- 302
Venetian School, circa 1580-1620
Description
- Portrait of an Old Woman, Three-Quarter-Length, Seated, in a Gray Dress
- oil on canvas
Condition
"This lot is offered for sale subject to Sotheby's Conditions of Business, which are available on request and printed in Sotheby's sale catalogues. The independent reports contained in this document are provided for prospective bidders' information only and without warranty by Sotheby's or the Seller."
Catalogue Note
This touching and emotive portrait of an elderly woman was traditionally attributed to Tintoretto, an attribution which Berenson apparently rejected in favor of Jacopo Bassano.
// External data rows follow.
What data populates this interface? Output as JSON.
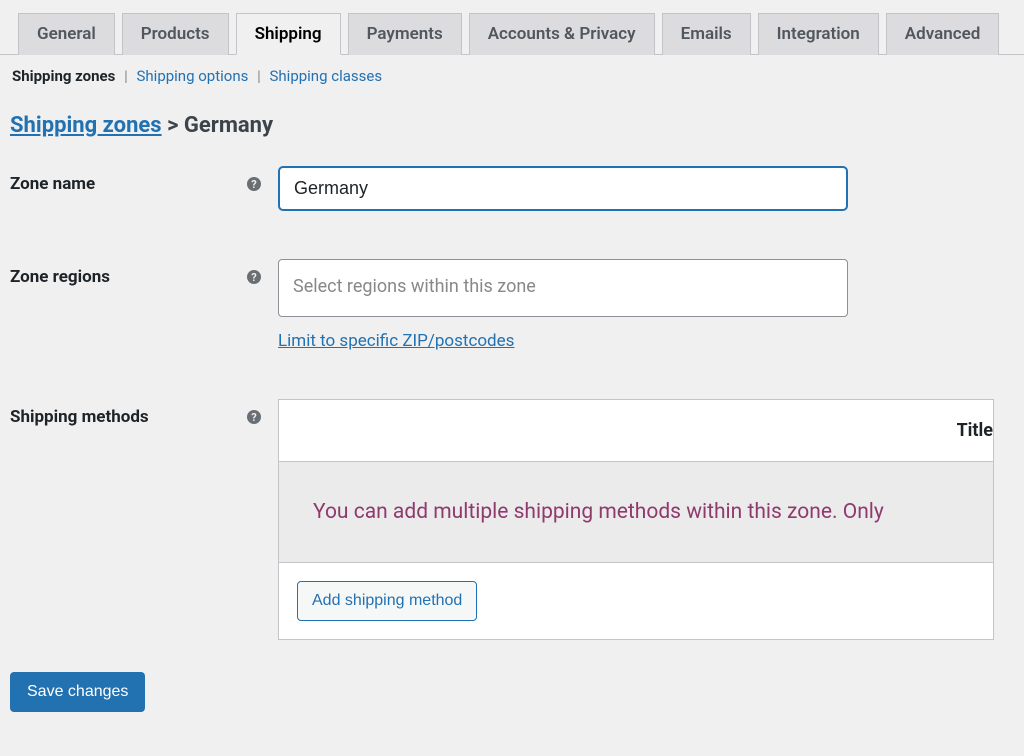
{
  "tabs": {
    "general": "General",
    "products": "Products",
    "shipping": "Shipping",
    "payments": "Payments",
    "accounts": "Accounts & Privacy",
    "emails": "Emails",
    "integration": "Integration",
    "advanced": "Advanced"
  },
  "subnav": {
    "zones": "Shipping zones",
    "options": "Shipping options",
    "classes": "Shipping classes"
  },
  "breadcrumb": {
    "link": "Shipping zones",
    "sep": ">",
    "current": "Germany"
  },
  "form": {
    "zone_name_label": "Zone name",
    "zone_name_value": "Germany",
    "zone_regions_label": "Zone regions",
    "zone_regions_placeholder": "Select regions within this zone",
    "zip_link": "Limit to specific ZIP/postcodes",
    "shipping_methods_label": "Shipping methods"
  },
  "methods": {
    "title_header": "Title",
    "empty_text": "You can add multiple shipping methods within this zone. Only",
    "add_button": "Add shipping method"
  },
  "save_button": "Save changes"
}
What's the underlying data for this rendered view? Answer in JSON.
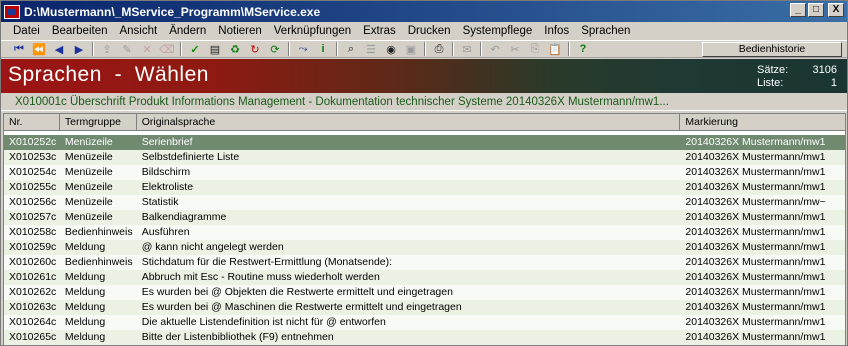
{
  "window": {
    "title": "D:\\Mustermann\\_MService_Programm\\MService.exe",
    "buttons": {
      "minimize": "_",
      "maximize": "□",
      "close": "X"
    }
  },
  "menu": [
    "Datei",
    "Bearbeiten",
    "Ansicht",
    "Ändern",
    "Notieren",
    "Verknüpfungen",
    "Extras",
    "Drucken",
    "Systempflege",
    "Infos",
    "Sprachen"
  ],
  "toolbar": {
    "icons": [
      {
        "name": "first-record-icon",
        "glyph": "⏮",
        "color": "#1a2fa0",
        "enabled": true
      },
      {
        "name": "previous-page-icon",
        "glyph": "⏪",
        "color": "#1a2fa0",
        "enabled": true
      },
      {
        "name": "previous-record-icon",
        "glyph": "◀",
        "color": "#1a2fa0",
        "enabled": true
      },
      {
        "name": "next-record-icon",
        "glyph": "▶",
        "color": "#1a2fa0",
        "enabled": true
      },
      {
        "name": "sep",
        "glyph": "",
        "color": "",
        "enabled": false
      },
      {
        "name": "export-icon",
        "glyph": "⇪",
        "color": "#9a9a9a",
        "enabled": false
      },
      {
        "name": "edit-icon",
        "glyph": "✎",
        "color": "#9a9a9a",
        "enabled": false
      },
      {
        "name": "delete-icon",
        "glyph": "✕",
        "color": "#c8a0a0",
        "enabled": false
      },
      {
        "name": "erase-icon",
        "glyph": "⌫",
        "color": "#c8a0a0",
        "enabled": false
      },
      {
        "name": "sep",
        "glyph": "",
        "color": "",
        "enabled": false
      },
      {
        "name": "checkmark-icon",
        "glyph": "✓",
        "color": "#0a8a0a",
        "enabled": true
      },
      {
        "name": "form-icon",
        "glyph": "▤",
        "color": "#202020",
        "enabled": true
      },
      {
        "name": "recycle-icon",
        "glyph": "♻",
        "color": "#0a7a0a",
        "enabled": true
      },
      {
        "name": "redo-red-icon",
        "glyph": "↻",
        "color": "#c00000",
        "enabled": true
      },
      {
        "name": "refresh-green-icon",
        "glyph": "⟳",
        "color": "#0a7a0a",
        "enabled": true
      },
      {
        "name": "sep",
        "glyph": "",
        "color": "",
        "enabled": false
      },
      {
        "name": "branch-icon",
        "glyph": "⤳",
        "color": "#1a2fa0",
        "enabled": true
      },
      {
        "name": "info-icon",
        "glyph": "i",
        "color": "#0a7a0a",
        "enabled": true
      },
      {
        "name": "sep",
        "glyph": "",
        "color": "",
        "enabled": false
      },
      {
        "name": "binoculars-icon",
        "glyph": "⌕",
        "color": "#202020",
        "enabled": true
      },
      {
        "name": "list-icon",
        "glyph": "☰",
        "color": "#9a9a9a",
        "enabled": false
      },
      {
        "name": "view-icon",
        "glyph": "◉",
        "color": "#202020",
        "enabled": true
      },
      {
        "name": "image-icon",
        "glyph": "▣",
        "color": "#9a9a9a",
        "enabled": false
      },
      {
        "name": "sep",
        "glyph": "",
        "color": "",
        "enabled": false
      },
      {
        "name": "print-icon",
        "glyph": "⎙",
        "color": "#202020",
        "enabled": true
      },
      {
        "name": "sep",
        "glyph": "",
        "color": "",
        "enabled": false
      },
      {
        "name": "mail-icon",
        "glyph": "✉",
        "color": "#9a9a9a",
        "enabled": false
      },
      {
        "name": "sep",
        "glyph": "",
        "color": "",
        "enabled": false
      },
      {
        "name": "undo-icon",
        "glyph": "↶",
        "color": "#9a9a9a",
        "enabled": false
      },
      {
        "name": "cut-icon",
        "glyph": "✂",
        "color": "#9a9a9a",
        "enabled": false
      },
      {
        "name": "copy-icon",
        "glyph": "⎘",
        "color": "#9a9a9a",
        "enabled": false
      },
      {
        "name": "paste-icon",
        "glyph": "📋",
        "color": "#9a9a9a",
        "enabled": false
      },
      {
        "name": "sep",
        "glyph": "",
        "color": "",
        "enabled": false
      },
      {
        "name": "help-icon",
        "glyph": "?",
        "color": "#0a7a0a",
        "enabled": true
      }
    ],
    "history_label": "Bedienhistorie"
  },
  "banner": {
    "title": "Sprachen  -  Wählen",
    "records_label": "Sätze:",
    "records_value": "3106",
    "list_label": "Liste:",
    "list_value": "1"
  },
  "subtitle": "X010001c  Überschrift  Produkt Informations Management  -  Dokumentation technischer Systeme  20140326X Mustermann/mw1...",
  "table": {
    "columns": [
      "Nr.",
      "Termgruppe",
      "Originalsprache",
      "Markierung"
    ],
    "rows": [
      {
        "nr": "X010252c",
        "group": "Menüzeile",
        "text": "Serienbrief",
        "mark": "20140326X Mustermann/mw1",
        "selected": true
      },
      {
        "nr": "X010253c",
        "group": "Menüzeile",
        "text": "Selbstdefinierte Liste",
        "mark": "20140326X Mustermann/mw1",
        "selected": false
      },
      {
        "nr": "X010254c",
        "group": "Menüzeile",
        "text": "Bildschirm",
        "mark": "20140326X Mustermann/mw1",
        "selected": false
      },
      {
        "nr": "X010255c",
        "group": "Menüzeile",
        "text": "Elektroliste",
        "mark": "20140326X Mustermann/mw1",
        "selected": false
      },
      {
        "nr": "X010256c",
        "group": "Menüzeile",
        "text": "Statistik",
        "mark": "20140326X Mustermann/mw~",
        "selected": false
      },
      {
        "nr": "X010257c",
        "group": "Menüzeile",
        "text": "Balkendiagramme",
        "mark": "20140326X Mustermann/mw1",
        "selected": false
      },
      {
        "nr": "X010258c",
        "group": "Bedienhinweis",
        "text": "Ausführen",
        "mark": "20140326X Mustermann/mw1",
        "selected": false
      },
      {
        "nr": "X010259c",
        "group": "Meldung",
        "text": "@ kann nicht angelegt werden",
        "mark": "20140326X Mustermann/mw1",
        "selected": false
      },
      {
        "nr": "X010260c",
        "group": "Bedienhinweis",
        "text": "Stichdatum für die Restwert-Ermittlung (Monatsende):",
        "mark": "20140326X Mustermann/mw1",
        "selected": false
      },
      {
        "nr": "X010261c",
        "group": "Meldung",
        "text": "Abbruch mit Esc - Routine muss wiederholt werden",
        "mark": "20140326X Mustermann/mw1",
        "selected": false
      },
      {
        "nr": "X010262c",
        "group": "Meldung",
        "text": "Es wurden bei @ Objekten die Restwerte ermittelt und eingetragen",
        "mark": "20140326X Mustermann/mw1",
        "selected": false
      },
      {
        "nr": "X010263c",
        "group": "Meldung",
        "text": "Es wurden bei @ Maschinen die Restwerte ermittelt und eingetragen",
        "mark": "20140326X Mustermann/mw1",
        "selected": false
      },
      {
        "nr": "X010264c",
        "group": "Meldung",
        "text": "Die aktuelle Listendefinition ist nicht für @ entworfen",
        "mark": "20140326X Mustermann/mw1",
        "selected": false
      },
      {
        "nr": "X010265c",
        "group": "Meldung",
        "text": "Bitte der Listenbibliothek (F9) entnehmen",
        "mark": "20140326X Mustermann/mw1",
        "selected": false
      }
    ]
  }
}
While that attribution does not seem tenable today, the general consensus amongst current scholars is that the painting is indeed by a Venetian artist, active somewhere between the late 16th and early 17th Century. Certain aspects of the composition betray influences from outside Venice, however: the direct but natural gaze of the sitter and the treatment of the hands suggest an awareness of Emilian painting, while the physiognomy of the woman and the handling of the paint are not unlike the Genoese Bernardo Strozzi, who was active in Venice from 1630 on. The sympathetic depiction of old age is not dissimilar to that of Antonio Carneo in his (admittedly later) paintings of the elderly (for example, the Old Lady in Meditation in the Civici Musei e Gallerie di Storia e Arte, Udine, cf. Antonio Carneo nella pittura veneziana del Seicento, 1995, exhibition catalogue, cat. no. 38).